For this reason, the idea of a "travel altar" that can be set up anywhere, at a moment's notice, and provide such a focus is very appealing to me. On the other hand, it often seems that a "working altar" can be cluttered and clumsy, all the more so if the tools (chalice, cauldron, wand, incense or athame) are of miniature size. I have often found that altars designed along a simplistic and minimalist theme work best in guiding me into a meditative state. And since a mini travel altar is more likely to be used as part of a moment of reflection or devotion, rather than complicated magical workings, I have developed a version of the "travel altar" idea that I call the "impromptu book altar."
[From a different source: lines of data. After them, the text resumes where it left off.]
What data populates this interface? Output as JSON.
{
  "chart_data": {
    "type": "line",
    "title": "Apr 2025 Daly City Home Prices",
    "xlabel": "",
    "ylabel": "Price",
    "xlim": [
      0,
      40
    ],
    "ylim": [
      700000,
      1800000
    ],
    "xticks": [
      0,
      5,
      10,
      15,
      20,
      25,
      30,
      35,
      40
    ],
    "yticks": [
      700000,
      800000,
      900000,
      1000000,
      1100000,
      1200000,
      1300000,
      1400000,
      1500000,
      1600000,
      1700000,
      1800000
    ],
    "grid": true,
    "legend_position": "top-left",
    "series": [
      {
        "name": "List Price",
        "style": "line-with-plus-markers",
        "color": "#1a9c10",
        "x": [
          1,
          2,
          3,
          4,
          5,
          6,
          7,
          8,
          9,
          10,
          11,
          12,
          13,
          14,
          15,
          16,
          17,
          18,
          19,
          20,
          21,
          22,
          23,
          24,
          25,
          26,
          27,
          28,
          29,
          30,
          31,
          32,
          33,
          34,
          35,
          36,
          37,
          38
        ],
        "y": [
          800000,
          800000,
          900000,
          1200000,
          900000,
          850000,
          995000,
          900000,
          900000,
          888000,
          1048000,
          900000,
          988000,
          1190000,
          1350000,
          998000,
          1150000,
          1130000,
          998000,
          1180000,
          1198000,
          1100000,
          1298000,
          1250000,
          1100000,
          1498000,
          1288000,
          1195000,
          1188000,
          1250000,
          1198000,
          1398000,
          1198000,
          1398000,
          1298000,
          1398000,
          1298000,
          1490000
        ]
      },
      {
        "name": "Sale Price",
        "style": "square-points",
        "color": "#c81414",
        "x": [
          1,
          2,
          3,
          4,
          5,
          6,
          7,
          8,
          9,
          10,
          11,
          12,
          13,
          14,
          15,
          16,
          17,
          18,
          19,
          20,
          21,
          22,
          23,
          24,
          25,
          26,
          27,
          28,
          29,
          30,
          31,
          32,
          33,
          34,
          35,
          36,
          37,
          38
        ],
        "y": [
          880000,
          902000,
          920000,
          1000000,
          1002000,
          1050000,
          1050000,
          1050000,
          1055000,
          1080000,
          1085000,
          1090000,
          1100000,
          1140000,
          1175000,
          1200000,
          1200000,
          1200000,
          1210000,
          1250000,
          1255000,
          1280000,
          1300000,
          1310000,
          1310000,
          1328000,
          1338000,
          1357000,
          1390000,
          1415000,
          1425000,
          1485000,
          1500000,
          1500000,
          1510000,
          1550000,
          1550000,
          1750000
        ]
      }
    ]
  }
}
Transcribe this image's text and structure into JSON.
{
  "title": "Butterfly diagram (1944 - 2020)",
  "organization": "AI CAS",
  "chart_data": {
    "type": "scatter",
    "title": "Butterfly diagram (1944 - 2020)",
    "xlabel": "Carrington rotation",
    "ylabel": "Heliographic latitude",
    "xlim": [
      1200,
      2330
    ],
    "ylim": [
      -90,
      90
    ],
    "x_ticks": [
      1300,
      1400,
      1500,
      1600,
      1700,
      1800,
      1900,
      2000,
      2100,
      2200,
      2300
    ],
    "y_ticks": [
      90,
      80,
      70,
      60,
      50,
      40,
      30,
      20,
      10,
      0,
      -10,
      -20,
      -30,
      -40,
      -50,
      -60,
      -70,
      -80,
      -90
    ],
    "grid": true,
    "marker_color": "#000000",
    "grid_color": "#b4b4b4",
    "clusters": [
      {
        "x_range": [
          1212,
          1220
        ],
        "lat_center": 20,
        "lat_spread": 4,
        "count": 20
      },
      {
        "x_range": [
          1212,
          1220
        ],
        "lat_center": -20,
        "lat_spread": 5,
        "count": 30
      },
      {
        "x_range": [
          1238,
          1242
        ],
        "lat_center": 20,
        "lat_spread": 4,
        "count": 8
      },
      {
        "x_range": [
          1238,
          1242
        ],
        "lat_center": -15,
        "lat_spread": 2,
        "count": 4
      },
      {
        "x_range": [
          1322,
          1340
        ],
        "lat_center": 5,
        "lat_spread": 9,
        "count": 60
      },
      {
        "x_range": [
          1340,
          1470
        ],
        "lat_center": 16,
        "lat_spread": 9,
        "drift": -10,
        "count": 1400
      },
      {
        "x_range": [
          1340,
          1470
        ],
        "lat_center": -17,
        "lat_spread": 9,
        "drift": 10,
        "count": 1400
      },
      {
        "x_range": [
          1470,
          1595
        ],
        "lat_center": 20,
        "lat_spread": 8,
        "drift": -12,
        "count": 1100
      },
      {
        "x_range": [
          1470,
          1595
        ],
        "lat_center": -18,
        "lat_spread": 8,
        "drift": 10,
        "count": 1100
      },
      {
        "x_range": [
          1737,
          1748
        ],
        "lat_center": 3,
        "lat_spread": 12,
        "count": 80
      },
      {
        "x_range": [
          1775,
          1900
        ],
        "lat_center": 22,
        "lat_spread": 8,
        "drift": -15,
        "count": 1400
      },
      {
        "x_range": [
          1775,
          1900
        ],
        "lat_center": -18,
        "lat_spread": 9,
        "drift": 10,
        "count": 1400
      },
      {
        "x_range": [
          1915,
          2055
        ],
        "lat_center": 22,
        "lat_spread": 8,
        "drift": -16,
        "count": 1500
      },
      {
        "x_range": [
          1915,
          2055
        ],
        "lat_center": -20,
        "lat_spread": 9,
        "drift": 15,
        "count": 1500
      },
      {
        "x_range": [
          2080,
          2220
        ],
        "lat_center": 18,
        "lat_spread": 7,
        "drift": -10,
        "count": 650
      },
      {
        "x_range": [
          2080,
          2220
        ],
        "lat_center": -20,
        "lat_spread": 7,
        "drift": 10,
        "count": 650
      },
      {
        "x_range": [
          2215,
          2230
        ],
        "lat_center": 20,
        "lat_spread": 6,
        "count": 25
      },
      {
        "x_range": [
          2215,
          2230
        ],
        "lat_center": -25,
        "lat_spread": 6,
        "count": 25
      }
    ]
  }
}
This idea came about largely by accident. Because I'm a bookworm and a writer, I always have books with me wherever I go. On several occasions, I have been out in the park, on a walk, or sipping coffee in a local cafe--always with book or journal in hand--when I'll slip into a meditative state, or suddenly find a small object which sends me off into spontaneous prayer or contemplation. On these occasions, I've found that an open book placed on the ground or table in front of me actually becomes a kind of "textual" altar upon which the subject of my meditation can be placed. Even the play of light and shadow on the page, and the text itself, can become objects of focus and contemplation. Best of all, an open book is discreet and not unusual when out in a public place, and a dreamy gaze into the distance that seems the result of a good book is far less likely to be interrupted with questions like, "What exactly are you doing?"
I'll share two examples of how this idea works in practice, first with a notebook, and then with a novel. Last summer, while vacationing on a small island off the coast of Maine, I carried a small, blank notebook and a pen everywhere I went, brainstorming ideas for my current book project. One foggy afternoon, I went for a picnic on a beach, well known for its scenic views of the ocean and its rumbling tides among the rocks. I sat for a time, watching the people wandering along the shore and the birds drifting in and out of view among the mists, as I jotted down pages of notes and free-association ramblings. I had written several pages of notes and ideas when I turned a page and, suddenly feeling overwhelmed by the gentle thrumming of the ocean waves on the fog-strewn, rocky shore. I wrote simply, "Narration is unnecessary." Then, unable to think of anything else to say, I set down the book and pen and just sat in meditation for almost an hour. During this time, the blank pages of the notebook and the untouched pen themselves become meditative objects, an "altar to silence," which helped to reaffirm for me the ineffable and nameless beauty of the depthful ocean and all of creation.
On another occasion, I was sitting in a local park, reading Ursula K. LeGuin's Tales from Earthsea, when a very similar event occurred. Minding my own business, enjoying a story about young love and the difficulties of romance, suddenly into my lap fell a pear! All right, I was sitting under a pear tree, so I suppose this wasn't all that unexpected--still, it interrupted my reading and gave me pause. I picked the pear up and examined it, feeling its texture, experiencing its smell and feel and, yes, even its quiet song... Eventually, I placed the pear on the open page, then sat quietly and meditated for a while, rolling around ideas about the nature of love, attraction, and self-sacrifice. The pear became, for me, a sacred symbol of how the seed of life and creative generation often surrounds itself in appealing forms, offering itself up to be consumed and digested, literally or figuratively, and providing nourishment and pleasure so that it might also find the nourishing and moist earthiness it needs in order to take root. It also struck me how human relationships, far from being simple and mutually-supportive, are instead confusing, difficult and often painful, as in the story I was reading. After my contemplation was over, I offered the pear back to the grasses, with a larger gratitude.
Both of these times, I made quite effective use of the open book as an altar to thought and focus. The page was transformed from merely a vehicle for text, to a sacred space itself within which objects and ideas took on focus, importance and deeper meaning. The art of Sean Kennan (photographer) and the writings of Jorge Luis Borges, combined in the beautiful and inspiring book, The Secret Books, takes up this subject from a more metaphysical and aesthetic point of view. People interested in the idea of impromptu book altars might want to check it out.
Incidentally, both of those meditative times led to me writing rather long poems, as I later returned to these memories and tried to articulate the ideas I had contemplated. But the pear meditation also gave rise to this quirky quartet:
I wish I were something attracted to pears,
the way burrs are attracted to animal hairs
and particular flowers seduce every bee,
I wish you were something attracted to me.